3 · Separate-chaining sketch
class Entry<K, V>:
hash: int
key: K
value: V
next: Entry | None
class HashMap<K, V>:
DEFAULT_CAPACITY = 16
LOAD_FACTOR = 0.75
buckets: list[Entry | None] # length = power of two
size: int = 0
def __init__(capacity=16):
self.buckets = [None] * capacity
def _index(key):
h = hash(key)
# spread: mix high bits down so weak hashes still scatter
h ^= (h >>> 16)
return h & (len(self.buckets) - 1) # power-of-two AND
def put(k, v):
i = self._index(k)
e = self.buckets[i]
while e is not None:
if e.key == k:
e.value = v
return
e = e.next
new_entry = Entry(hash(k), k, v, self.buckets[i])
self.buckets[i] = new_entry
self.size += 1
if self.size > LOAD_FACTOR * len(self.buckets):
self._rehash(len(self.buckets) * 2)
def get(k):
i = self._index(k)
e = self.buckets[i]
while e is not None:
if e.key == k: return e.value
e = e.next
return None
def remove(k):
i = self._index(k)
prev, e = None, self.buckets[i]
while e is not None:
if e.key == k:
if prev: prev.next = e.next
else: self.buckets[i] = e.next
self.size -= 1
return e.value
prev, e = e, e.next
return None
def _rehash(new_cap):
old = self.buckets
self.buckets = [None] * new_cap
self.size = 0
for head in old:
while head is not None:
nxt = head.next
i = head.hash & (new_cap - 1)
head.next = self.buckets[i]
self.buckets[i] = head
head = nxt
# size will be re-counted as we re-put? No — keep size accurate by
# incrementing in the loop. Or, store size = sum-of-buckets and skip rebuild.Key details: the hash is cached on the entry (don't recompute during rehash), and the spread step (h ^= h >>> 16) is the same trick Java's HashMap uses. It prevents a hash that only varies in its high bits from collapsing to one bucket when you AND with a small mask.

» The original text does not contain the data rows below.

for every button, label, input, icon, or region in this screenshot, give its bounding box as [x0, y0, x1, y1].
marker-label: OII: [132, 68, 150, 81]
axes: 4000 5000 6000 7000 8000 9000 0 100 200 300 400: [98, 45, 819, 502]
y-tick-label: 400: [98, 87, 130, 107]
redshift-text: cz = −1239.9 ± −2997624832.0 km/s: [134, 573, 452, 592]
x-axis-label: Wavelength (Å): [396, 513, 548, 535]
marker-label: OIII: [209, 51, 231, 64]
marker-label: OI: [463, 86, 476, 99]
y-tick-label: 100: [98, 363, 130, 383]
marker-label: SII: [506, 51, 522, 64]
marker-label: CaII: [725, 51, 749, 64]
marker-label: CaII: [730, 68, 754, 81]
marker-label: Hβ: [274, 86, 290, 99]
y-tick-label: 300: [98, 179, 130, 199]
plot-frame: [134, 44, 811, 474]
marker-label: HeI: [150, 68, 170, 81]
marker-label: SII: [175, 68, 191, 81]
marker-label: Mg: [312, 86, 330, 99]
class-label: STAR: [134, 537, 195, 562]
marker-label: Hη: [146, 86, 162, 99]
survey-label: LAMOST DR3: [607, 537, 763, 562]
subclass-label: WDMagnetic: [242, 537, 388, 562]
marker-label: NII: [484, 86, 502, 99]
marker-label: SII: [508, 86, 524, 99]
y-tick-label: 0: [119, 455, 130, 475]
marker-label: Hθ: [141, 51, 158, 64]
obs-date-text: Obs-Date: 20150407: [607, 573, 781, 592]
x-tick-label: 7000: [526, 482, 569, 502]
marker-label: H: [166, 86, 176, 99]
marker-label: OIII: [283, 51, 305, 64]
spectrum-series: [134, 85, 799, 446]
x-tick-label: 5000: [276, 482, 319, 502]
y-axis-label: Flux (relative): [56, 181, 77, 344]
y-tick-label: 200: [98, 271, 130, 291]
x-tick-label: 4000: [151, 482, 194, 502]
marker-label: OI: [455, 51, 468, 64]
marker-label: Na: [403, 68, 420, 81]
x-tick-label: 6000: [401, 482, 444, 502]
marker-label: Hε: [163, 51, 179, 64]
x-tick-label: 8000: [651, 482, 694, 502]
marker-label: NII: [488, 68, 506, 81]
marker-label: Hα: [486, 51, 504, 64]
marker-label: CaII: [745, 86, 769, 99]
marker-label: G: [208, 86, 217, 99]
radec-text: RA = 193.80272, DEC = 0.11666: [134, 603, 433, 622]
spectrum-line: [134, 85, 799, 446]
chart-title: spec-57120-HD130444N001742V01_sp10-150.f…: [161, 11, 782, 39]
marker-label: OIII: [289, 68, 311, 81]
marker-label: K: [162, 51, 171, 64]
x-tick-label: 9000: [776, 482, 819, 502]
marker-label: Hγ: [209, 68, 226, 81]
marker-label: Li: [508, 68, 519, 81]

4 · Chaining vs open addressing
| Aspect | Separate chaining | Open addressing (linear probe) |
|---|---|---|
| Bucket holds | Head of a linked list | The entry itself, inline |
| Load factor target | ~0.75 | ~0.5 (any higher and probes grow) |
| Memory overhead | Extra pointer per entry | None |
| Cache locality | Worse (chase pointers) | Better (probe walks contiguous memory) |
| Delete is | Easy — unlink | Harder — must tombstone |
| Worst case | O(n) chain length under adversarial keys | O(n) cluster length under poor hash |
Open addressing tends to win in modern hardware (cache effects dominate). Java's HashMap chains; Python's dict uses open addressing. Either is a defensible answer if you explain the trade.
5 · Rehash
Triggered when size > load_factor × capacity. Double capacity, re-bucket every entry. Cost: O(n) once per amortised O(1) insert; the amortised analysis is a standard exam answer.
Tricks worth mentioning:
- Power-of-two capacity means a bit-shift instead of modulo, and rehashing only needs to look at one extra bit per key to know its new bucket.
- Incremental rehashing (Redis-style) spreads the O(n) cost across the next many operations, so no single
putstalls. Real production hash tables do this. - Treeified buckets. When a chain gets long (≥8), Java converts it to a red-black tree. Defends against hash-collision DoS attacks.
6 · Edge cases
- Mutable key. If the key changes after insertion, its hash changes; you'll lose track of it. Document that keys must be immutable, or use a defensive copy.
- Null key / value. Allowed? Java allows one null key. Be explicit.
- Hash collision attack. All keys hashing to one bucket → O(n) per operation, DoS the server. Defence: random hash seed per process (Python's
PYTHONHASHSEED), or treeify under contention. - Iteration during mutation. Standard library maps fail-fast on modification during iteration; reasonable to do the same.
7 · Concurrency
Two real strategies:
- Stripe locks. N independent locks, key → lock by hash. Java's pre-Java-8 ConcurrentHashMap. Concurrency proportional to N stripes.
- CAS on bucket head. Java 8+ ConcurrentHashMap uses fine-grained CAS plus tree fallback. Lock-free in the fast path.
8 · What gets graded
- Did you mention load factor and rehash?
- Did you pick a collision strategy and explain the trade?
- Did you handle
removecorrectly (esp. tombstones if you went open addressing)? - Did you flag the hash-collision attack and the mitigation?